France

Un futur réacteur nucléaire «plein de trous béants»

Par Paris le 01.09.2011 à 11:52

L’Autorité française de sûreté nucléaire fustige les défaillances dans la construction de la centrale de Flamanville

Hier triomphant, le nucléaire français fait grise mine. Le «réacteur du futur», en chantier dans la Manche, à Flamanville, a fait récemment l’objet de rapports très critiques, pointant d’innombrables failles. Au-delà des soucis techniques, c’est toute la technologie EPR qui est remise en cause.

Dans ses lettres adressées à Electricité de France (EDF), l’Autorité de sûreté nucléaire (ASN) ne fait pas dans la dentelle. «La ferraille à l’air, les enceintes du futur réacteur sont pleines de trous béants.» Quand on sait qu’il s’agit de la piscine du bâtiment où sera entreposé le combustible irradié, on tremble. L’ASN pointe aussi «des piliers de béton percés comme du gruyère ou grêlés de nombreux nids de cailloux».

C’est le Canard enchaîné qui a révélé l’existence de ces lettres, qui s’ajoutent à une longue liste de reproches adressés au chantier de Flamanville. Des centaines de failles révélées par l’ASN. Mais aussi des accidents du travail, pas toujours déclarés: deux chutes mortelles se sont produites depuis le début de l’année.
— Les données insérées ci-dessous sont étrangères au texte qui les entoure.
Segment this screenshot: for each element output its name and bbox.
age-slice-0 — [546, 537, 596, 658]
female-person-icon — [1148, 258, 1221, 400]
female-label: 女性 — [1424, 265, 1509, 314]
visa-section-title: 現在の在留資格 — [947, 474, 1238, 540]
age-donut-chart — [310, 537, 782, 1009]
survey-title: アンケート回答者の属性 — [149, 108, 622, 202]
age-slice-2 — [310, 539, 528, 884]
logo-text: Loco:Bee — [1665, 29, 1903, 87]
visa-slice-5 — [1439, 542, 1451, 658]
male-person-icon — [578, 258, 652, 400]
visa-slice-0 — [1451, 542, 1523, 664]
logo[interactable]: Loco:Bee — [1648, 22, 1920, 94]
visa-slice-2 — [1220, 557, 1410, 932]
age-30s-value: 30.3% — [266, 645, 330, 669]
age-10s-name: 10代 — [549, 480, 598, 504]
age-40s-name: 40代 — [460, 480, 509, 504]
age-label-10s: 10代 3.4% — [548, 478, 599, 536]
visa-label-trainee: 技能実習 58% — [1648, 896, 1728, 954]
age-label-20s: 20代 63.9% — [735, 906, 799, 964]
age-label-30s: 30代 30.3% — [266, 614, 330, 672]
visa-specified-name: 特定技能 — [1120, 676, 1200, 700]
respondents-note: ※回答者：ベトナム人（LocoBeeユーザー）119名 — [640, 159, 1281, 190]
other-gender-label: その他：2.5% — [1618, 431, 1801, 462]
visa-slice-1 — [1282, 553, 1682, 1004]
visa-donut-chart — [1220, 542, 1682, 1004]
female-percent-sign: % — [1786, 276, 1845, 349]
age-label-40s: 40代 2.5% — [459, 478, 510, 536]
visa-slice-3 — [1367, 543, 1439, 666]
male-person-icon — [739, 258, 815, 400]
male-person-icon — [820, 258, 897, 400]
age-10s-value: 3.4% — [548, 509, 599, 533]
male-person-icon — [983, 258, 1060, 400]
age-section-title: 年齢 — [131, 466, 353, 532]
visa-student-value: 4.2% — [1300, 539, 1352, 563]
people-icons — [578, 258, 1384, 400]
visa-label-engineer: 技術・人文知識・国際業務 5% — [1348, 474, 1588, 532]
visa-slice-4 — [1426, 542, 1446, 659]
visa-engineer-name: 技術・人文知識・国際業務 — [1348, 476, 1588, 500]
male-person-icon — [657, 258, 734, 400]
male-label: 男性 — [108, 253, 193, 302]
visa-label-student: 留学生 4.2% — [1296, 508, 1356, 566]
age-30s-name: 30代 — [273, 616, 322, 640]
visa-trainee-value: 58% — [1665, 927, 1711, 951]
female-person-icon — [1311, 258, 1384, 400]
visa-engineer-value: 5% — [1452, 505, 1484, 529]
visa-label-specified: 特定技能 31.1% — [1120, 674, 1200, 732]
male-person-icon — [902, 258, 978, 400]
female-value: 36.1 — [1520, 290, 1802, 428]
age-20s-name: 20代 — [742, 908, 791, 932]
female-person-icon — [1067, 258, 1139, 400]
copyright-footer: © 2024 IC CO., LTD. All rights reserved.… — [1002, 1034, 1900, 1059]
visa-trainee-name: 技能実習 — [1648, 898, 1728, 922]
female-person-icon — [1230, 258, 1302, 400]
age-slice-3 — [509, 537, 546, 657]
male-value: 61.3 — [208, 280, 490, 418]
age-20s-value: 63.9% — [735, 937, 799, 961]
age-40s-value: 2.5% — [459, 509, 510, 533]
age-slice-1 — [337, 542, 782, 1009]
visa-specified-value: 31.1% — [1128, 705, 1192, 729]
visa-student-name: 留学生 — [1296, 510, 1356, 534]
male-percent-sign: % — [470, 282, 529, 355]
Inquiète, l’Autorité de sûreté nucléaire exige d’EDF «des efforts importants pour démontrer la qualité de la construction».
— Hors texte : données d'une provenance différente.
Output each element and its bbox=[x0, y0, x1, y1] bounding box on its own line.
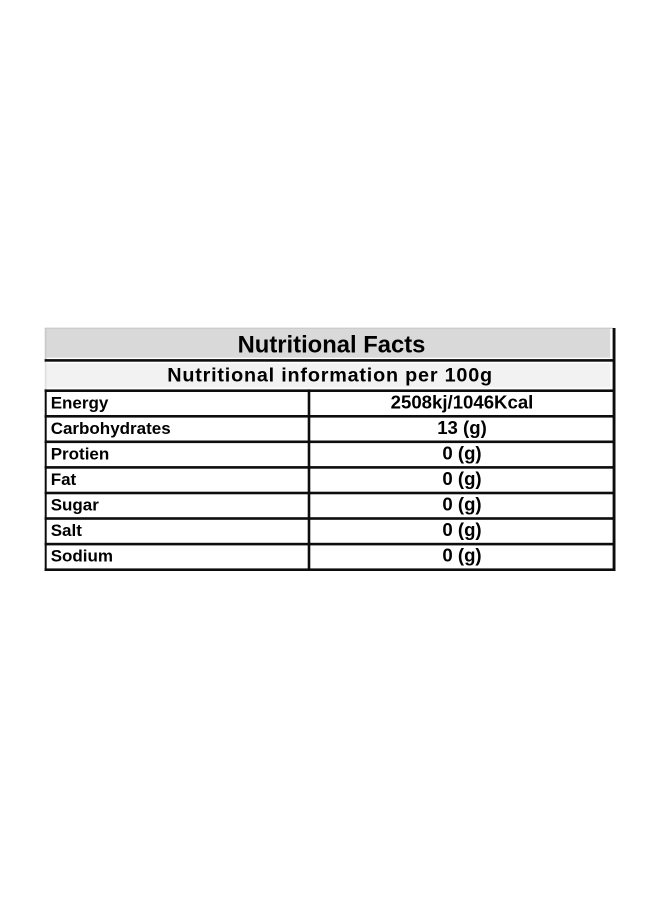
svg-text:Fat: Fat bbox=[51, 470, 77, 489]
svg-text:2508kj/1046Kcal: 2508kj/1046Kcal bbox=[391, 391, 534, 412]
svg-text:0 (g): 0 (g) bbox=[442, 468, 481, 489]
svg-text:0 (g): 0 (g) bbox=[442, 519, 481, 540]
svg-text:Protien: Protien bbox=[51, 444, 110, 463]
svg-text:Sugar: Sugar bbox=[51, 496, 100, 515]
svg-text:0 (g): 0 (g) bbox=[442, 545, 481, 566]
svg-text:Nutritional information per 10: Nutritional information per 100g bbox=[167, 364, 493, 386]
svg-text:Nutritional Facts: Nutritional Facts bbox=[238, 331, 426, 358]
svg-text:Carbohydrates: Carbohydrates bbox=[51, 419, 171, 438]
svg-text:Salt: Salt bbox=[51, 521, 83, 540]
svg-text:0 (g): 0 (g) bbox=[442, 494, 481, 515]
svg-text:13 (g): 13 (g) bbox=[437, 417, 487, 438]
svg-text:Energy: Energy bbox=[51, 393, 109, 412]
svg-text:0 (g): 0 (g) bbox=[442, 442, 481, 463]
svg-text:Sodium: Sodium bbox=[51, 547, 113, 566]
Ce devait être la centrale du futur, de la troisième génération nucléaire. Un réacteur à eau pressurisée plus efficace, plus puissant et surtout plus sûr que les précédents. L’enceinte de confinement est censée résister aux dégâts provoqués par la chute d’un avion de ligne. Conçu par la société Areva, l’EPR est destiné à remplacer les vieux réacteurs construits dans les années 1970, type Fessenheim ou Bugey.
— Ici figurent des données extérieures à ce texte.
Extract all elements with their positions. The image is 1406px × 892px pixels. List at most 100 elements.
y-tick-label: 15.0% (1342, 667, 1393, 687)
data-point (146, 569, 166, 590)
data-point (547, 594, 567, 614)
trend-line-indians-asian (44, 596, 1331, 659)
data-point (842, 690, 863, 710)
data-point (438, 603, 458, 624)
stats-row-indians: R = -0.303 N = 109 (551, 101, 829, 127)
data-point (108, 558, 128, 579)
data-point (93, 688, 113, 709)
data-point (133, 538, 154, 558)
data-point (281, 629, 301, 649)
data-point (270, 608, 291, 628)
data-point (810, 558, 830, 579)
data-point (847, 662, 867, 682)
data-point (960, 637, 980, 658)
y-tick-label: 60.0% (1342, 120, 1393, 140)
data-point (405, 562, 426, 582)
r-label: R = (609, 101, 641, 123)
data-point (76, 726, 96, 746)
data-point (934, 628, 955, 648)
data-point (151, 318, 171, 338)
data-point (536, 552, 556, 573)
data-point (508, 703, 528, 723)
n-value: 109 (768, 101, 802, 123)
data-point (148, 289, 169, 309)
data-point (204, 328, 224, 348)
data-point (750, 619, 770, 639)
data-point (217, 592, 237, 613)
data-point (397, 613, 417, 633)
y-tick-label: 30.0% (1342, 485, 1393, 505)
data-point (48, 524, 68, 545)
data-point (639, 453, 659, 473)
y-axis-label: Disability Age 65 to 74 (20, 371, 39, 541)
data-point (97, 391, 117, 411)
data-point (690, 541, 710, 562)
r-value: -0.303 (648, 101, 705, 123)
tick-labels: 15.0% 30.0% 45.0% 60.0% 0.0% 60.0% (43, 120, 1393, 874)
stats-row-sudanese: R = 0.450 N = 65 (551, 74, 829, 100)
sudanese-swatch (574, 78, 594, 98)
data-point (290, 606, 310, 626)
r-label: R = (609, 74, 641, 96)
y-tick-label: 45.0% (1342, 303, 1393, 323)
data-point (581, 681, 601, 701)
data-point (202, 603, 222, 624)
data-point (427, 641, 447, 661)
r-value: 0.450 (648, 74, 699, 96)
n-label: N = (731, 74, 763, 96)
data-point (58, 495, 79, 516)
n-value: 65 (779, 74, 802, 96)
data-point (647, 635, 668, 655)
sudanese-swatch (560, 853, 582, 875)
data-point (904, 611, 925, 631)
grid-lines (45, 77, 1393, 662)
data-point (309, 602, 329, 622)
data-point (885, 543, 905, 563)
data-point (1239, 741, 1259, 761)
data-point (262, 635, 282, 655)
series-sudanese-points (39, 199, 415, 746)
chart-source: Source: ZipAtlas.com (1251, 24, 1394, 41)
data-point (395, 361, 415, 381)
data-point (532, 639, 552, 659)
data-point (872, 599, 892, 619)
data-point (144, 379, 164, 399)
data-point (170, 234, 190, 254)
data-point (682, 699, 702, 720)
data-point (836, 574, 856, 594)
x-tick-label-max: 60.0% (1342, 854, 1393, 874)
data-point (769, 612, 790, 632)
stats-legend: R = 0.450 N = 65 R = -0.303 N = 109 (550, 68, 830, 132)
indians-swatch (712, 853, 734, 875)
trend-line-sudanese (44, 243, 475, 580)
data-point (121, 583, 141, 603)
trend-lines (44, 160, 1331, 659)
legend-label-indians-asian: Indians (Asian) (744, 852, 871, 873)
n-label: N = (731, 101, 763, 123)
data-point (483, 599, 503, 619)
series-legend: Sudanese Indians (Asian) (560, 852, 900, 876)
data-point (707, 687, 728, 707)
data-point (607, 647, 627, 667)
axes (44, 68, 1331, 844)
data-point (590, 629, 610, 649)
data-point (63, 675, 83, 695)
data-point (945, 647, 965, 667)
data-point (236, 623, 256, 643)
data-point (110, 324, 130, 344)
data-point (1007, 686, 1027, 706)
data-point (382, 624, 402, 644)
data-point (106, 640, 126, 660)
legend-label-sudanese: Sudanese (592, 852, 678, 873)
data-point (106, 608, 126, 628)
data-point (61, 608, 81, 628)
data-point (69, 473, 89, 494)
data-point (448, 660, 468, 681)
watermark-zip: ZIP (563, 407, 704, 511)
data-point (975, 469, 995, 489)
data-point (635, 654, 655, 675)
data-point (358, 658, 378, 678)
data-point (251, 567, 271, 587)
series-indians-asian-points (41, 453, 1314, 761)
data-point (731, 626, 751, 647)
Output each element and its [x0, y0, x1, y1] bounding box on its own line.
Les travaux démarrent à Flamanville, dans la presqu’île du Cotentin, en 2007. La mise en service est prévue pour 2012. Mais les erreurs de construction se multiplient. Problèmes purement techniques? En juillet dernier, EDF annonce que le réacteur n’entrera pas en service avant 2016 et que le coût s’élèvera à 6 milliards d’euros, au lieu des 3 milliards prévus. EDF et Areva justifient ce retard par la complexité de la tâche. Après tout, ça fait près de vingt ans que les Français n’ont pas construit de centrale nucléaire. «L’EPR est une véritable usine à gaz, si complexe qu’elle est pratiquement impossible à construire», estime l’association Sortir du nucléaire. Qui ne s’étonne pas qu’Areva éprouve tant de mal à vendre son «bébé».

D’abord très intéressé, Abu Dhabi n’en a pas voulu: trop cher. Les Etats-Unis non plus, du moins pour l’instant. En Finlande, seul client avec la Chine, le chantier a démarré en 2005. Six ans plus tard, le bilan n’est pas plus convaincant qu’à Flamanville: soucis techniques, surcoût, conflits entre Areva et le commanditaire finlandais.

De quoi s’inquiéter. Les exploitants et leurs sous-traitants font-ils passer la rentabilité économique avant la sécurité des lieux? Greenpeace a demandé un moratoire sur la construction de l’EPR. Proposition rejetée.